Fenske: Speaking of those timelines, how does working with a vertically integrated partner improve them? How and why is time to market optimized?

Neher: Time to market improves primarily through the elimination of process handoffs, concurrent engineering process, improved visibility to production timelines, and reduced communication delays. In a fragmented supply chain, each supplier operates sequentially. Parts move from machining to finishing to coating to packaging, often waiting in queues between vendors.

A vertically integrated partner can:

  • Conduct concurrent engineering across departments
  • Identify manufacturability risks early
  • Reduce transportation and vendor queue times
  • Streamline validation and documentation
  • Implement design changes quickly without restarting external workflows

Since engineering, manufacturing, and quality teams operate together, decisions occur faster and corrective actions are implemented immediately. This shortens both engineering cycles and production timelines.

Fenske: Does a vertically integrated manufacturer handle a project’s supply chain as well? Is this typical or based on the specific partner?

Neher: This depends on the OEM partner, but in our ideal vertically integrated model, supply chain management becomes part of the value proposition provided by Precision Medical.

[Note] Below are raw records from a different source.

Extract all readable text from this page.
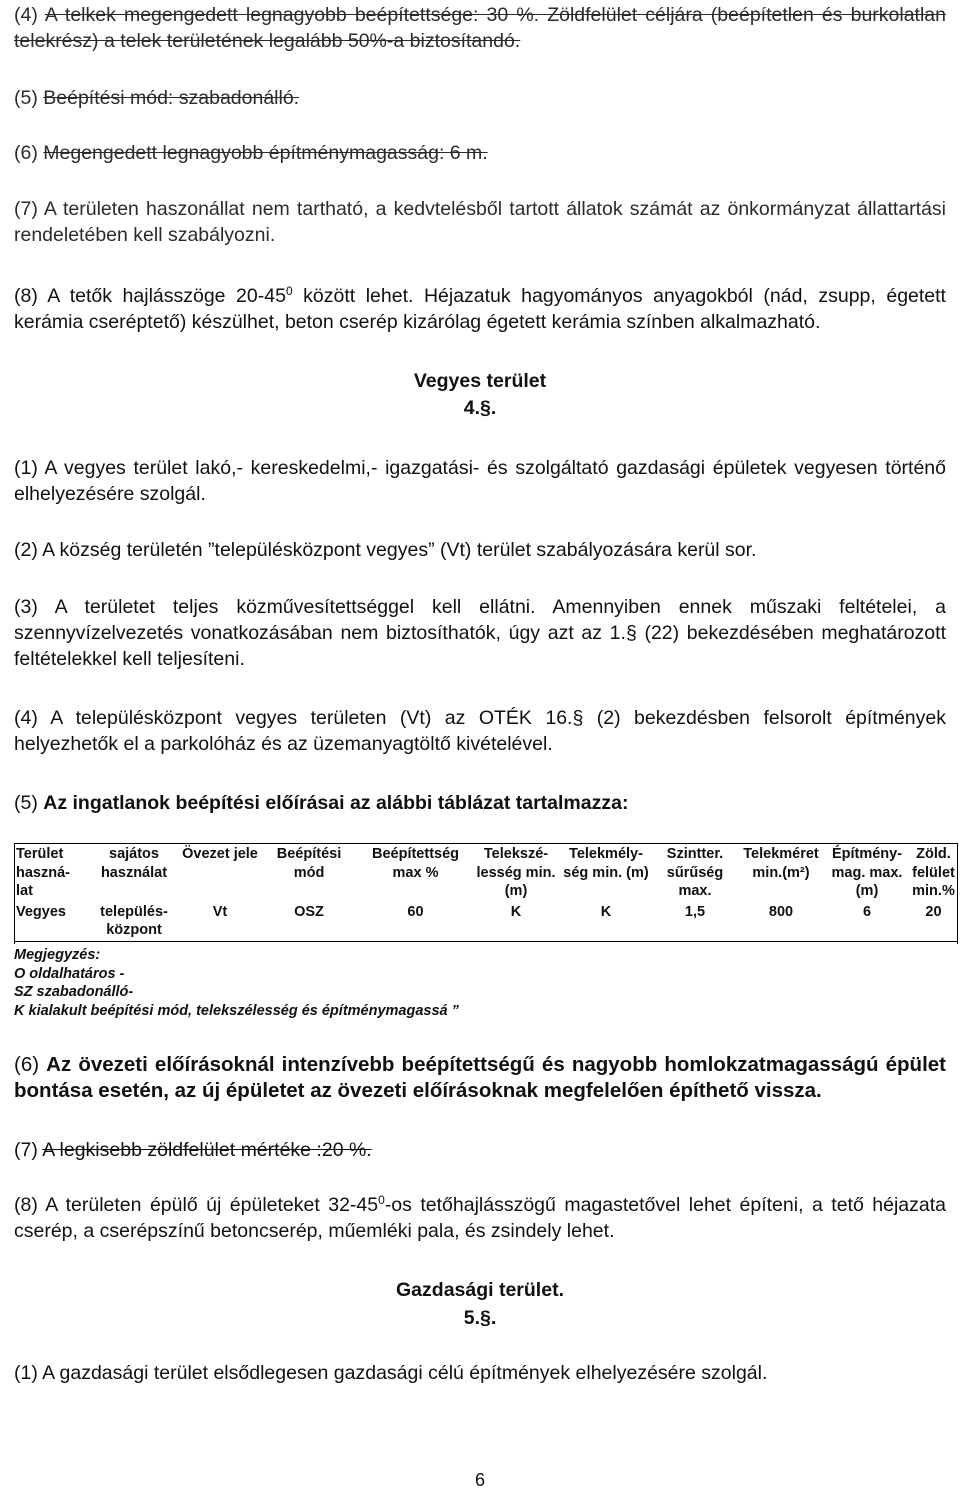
(4) A telkek megengedett legnagyobb beépítettsége: 30 %. Zöldfelület céljára (beépítetlen és burkolatlan telekrész) a telek területének legalább 50%-a biztosítandó.

(5) Beépítési mód: szabadonálló.

(6) Megengedett legnagyobb építménymagasság: 6 m.

(7) A területen haszonállat nem tartható, a kedvtelésből tartott állatok számát az önkormányzat állattartási rendeletében kell szabályozni.

(8) A tetők hajlásszöge $20-45^0$ között lehet. Héjazatuk hagyományos anyagokból (nád, zsupp, égetett kerámia cseréptető) készülhet, beton cserép kizárólag égetett kerámia színben alkalmazható.

Vegyes terület

4.§.

(1) A vegyes terület lakó,- kereskedelmi,- igazgatási- és szolgáltató gazdasági épületek vegyesen történő elhelyezésére szolgál.

(2) A község területén ”településközpont vegyes” (Vt) terület szabályozására kerül sor.

(3) A területet teljes közművesítettséggel kell ellátni. Amennyiben ennek műszaki feltételei, a szennyvízelvezetés vonatkozásában nem biztosíthatók, úgy azt az 1.§ (22) bekezdésében meghatározott feltételekkel kell teljesíteni.

(4) A településközpont vegyes területen (Vt) az OTÉK 16.§ (2) bekezdésben felsorolt építmények helyezhetők el a parkolóház és az üzemanyagtöltő kivételével.

(5) Az ingatlanok beépítési előírásai az alábbi táblázat tartalmazza:

Terület haszná-lat	sajátos használat	Övezet jele	Beépítési mód	Beépítettség max %	Telekszé-lesség min. (m)	Telekmély-ség min. (m)	Szintter. sűrűség max.	Telekméret min.(m²)	Építmény-mag. max.(m)	Zöld. felület min.%
Vegyes	település-központ	Vt	OSZ	60	K	K	1,5	800	6	20
Megjegyzés:
O oldalhatáros -
SZ szabadonálló-
K kialakult beépítési mód, telekszélesség és építménymagassá ”

(6) Az övezeti előírásoknál intenzívebb beépítettségű és nagyobb homlokzatmagasságú épület bontása esetén, az új épületet az övezeti előírásoknak megfelelően építhető vissza.

(7) A legkisebb zöldfelület mértéke :20 %.

(8) A területen épülő új épületeket $32-45^0-os$ tetőhajlásszögű magastetővel lehet építeni, a tető héjazata cserép, a cserépszínű betoncserép, műemléki pala, és zsindely lehet.

Gazdasági terület.

5.§.

(1) A gazdasági terület elsődlegesen gazdasági célú építmények elhelyezésére szolgál.

6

At Precision Medical, supply chain involvement often includes:

  • Raw material sourcing and qualification
  • Supplier management for specialized processes or materials
  • Coordination and validation of outside services when required
  • Risk mitigation through dual sourcing or stocking strategies

OEMs benefit because supplier management is consolidated under a single accountable entity. However, the level of supply chain ownership is typically defined collaboratively based on the OEM’s internal capabilities and preferences. Our goal is to always make the job of the OEM’s Supply Chain team as easy as possible.

Fenske: More medical device OEMs are moving risk to their supply chain. How is this handled by a vertically integrated partner? What benefits can be realized?

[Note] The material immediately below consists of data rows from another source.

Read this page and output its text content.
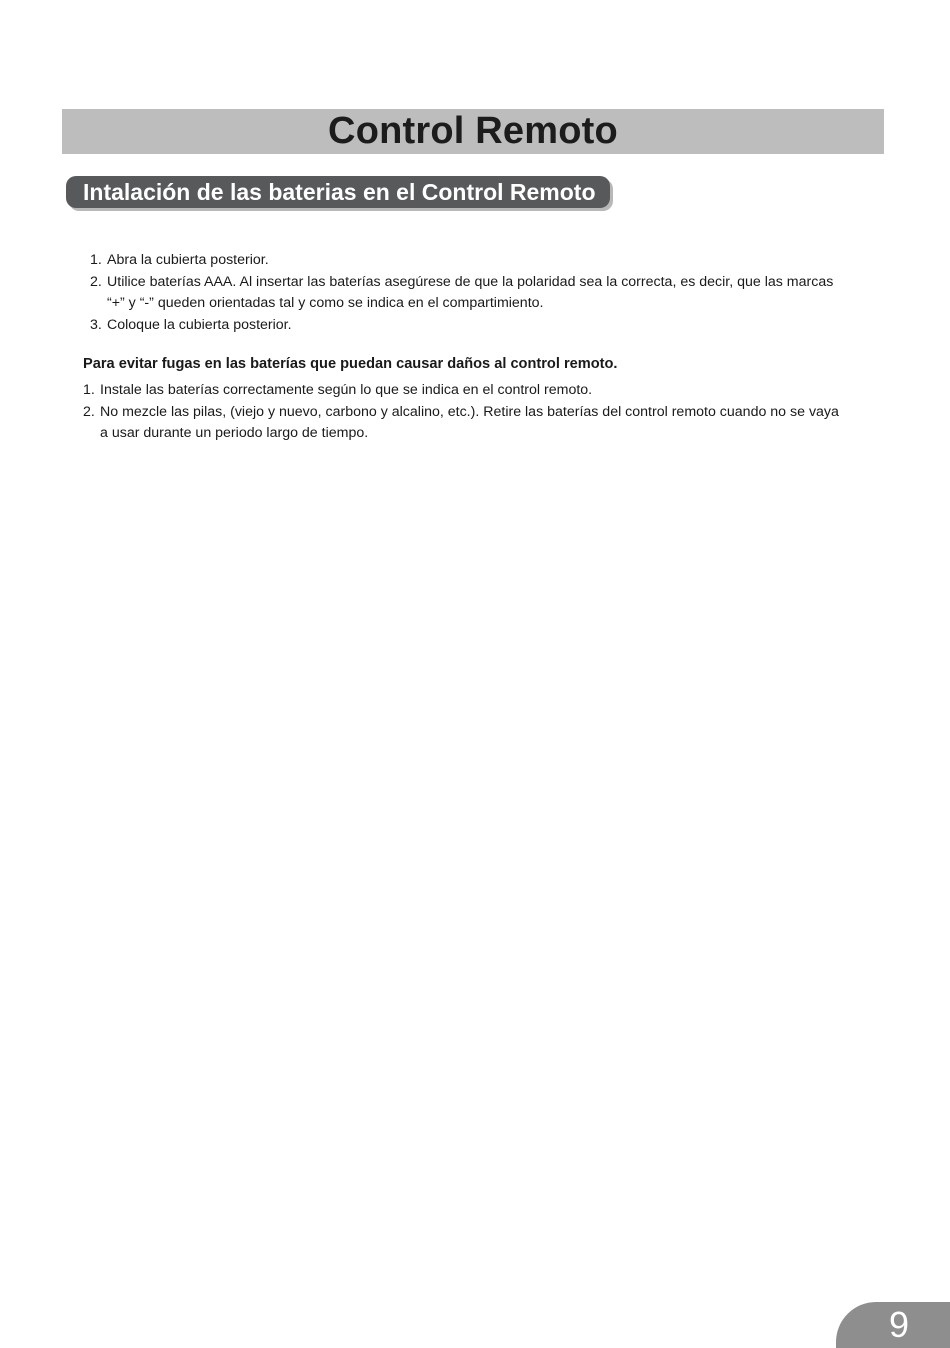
Control Remoto
Intalación de las baterias en el Control Remoto
1. Abra la cubierta posterior.
2. Utilice baterías AAA. Al insertar las baterías asegúrese de que la polaridad sea la correcta, es decir, que las marcas “+” y “-” queden orientadas tal y como se indica en el compartimiento.
3. Coloque la cubierta posterior.
Para evitar fugas en las baterías que puedan causar daños al control remoto.
1. Instale las baterías correctamente según lo que se indica en el control remoto.
2. No mezcle las pilas, (viejo y nuevo, carbono y alcalino, etc.). Retire las baterías del control remoto cuando no se vaya a usar durante un periodo largo de tiempo.
9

Neher: OEMs are increasingly asking suppliers to assume responsibility for schedule adherence, manufacturability, and quality performance. A vertically integrated partner is better positioned to absorb this responsibility because the critical processes are internally controlled.

Risk is managed through:

  • Early engineering engagement and DFM analysis
  • Integrated quality systems across all manufacturing stages
  • Process validation and controlled change management
  • Real-time communication between departments
  • Reduced dependency on external suppliers

The benefits to OEMs include improved predictability, fewer supply disruptions, reduced internal project management burden, and clearer accountability. Instead of managing multiple points of failure, the OEM works with one partner responsible for the project’s performance.

Fenske: Do you have any additional comments you’d like to share based on any of the topics we discussed or something you’d like to tell orthopedic device manufacturers?

Neher: Orthopedic device manufacturers are operating in an environment where speed, innovation, and supply chain reliability must coexist. The traditional model of managing multiple specialized vendors is increasingly difficult to sustain as regulatory and pricing pressures increase.

A vertically integrated contract manufacturing partner should not simply be viewed as a vendor consolidation strategy, but as an extension of the OEM’s engineering and operations team. The most successful partnerships occur when manufacturing expertise is incorporated early, allowing design intent, manufacturability, and cost objectives to align before production begins.

From the perspective of Precision Medical Technologies, the goal is not just to manufacture components, but to help OEMs reduce complexity, improve scalability, and bring products to market quicker with greater confidence and consistency.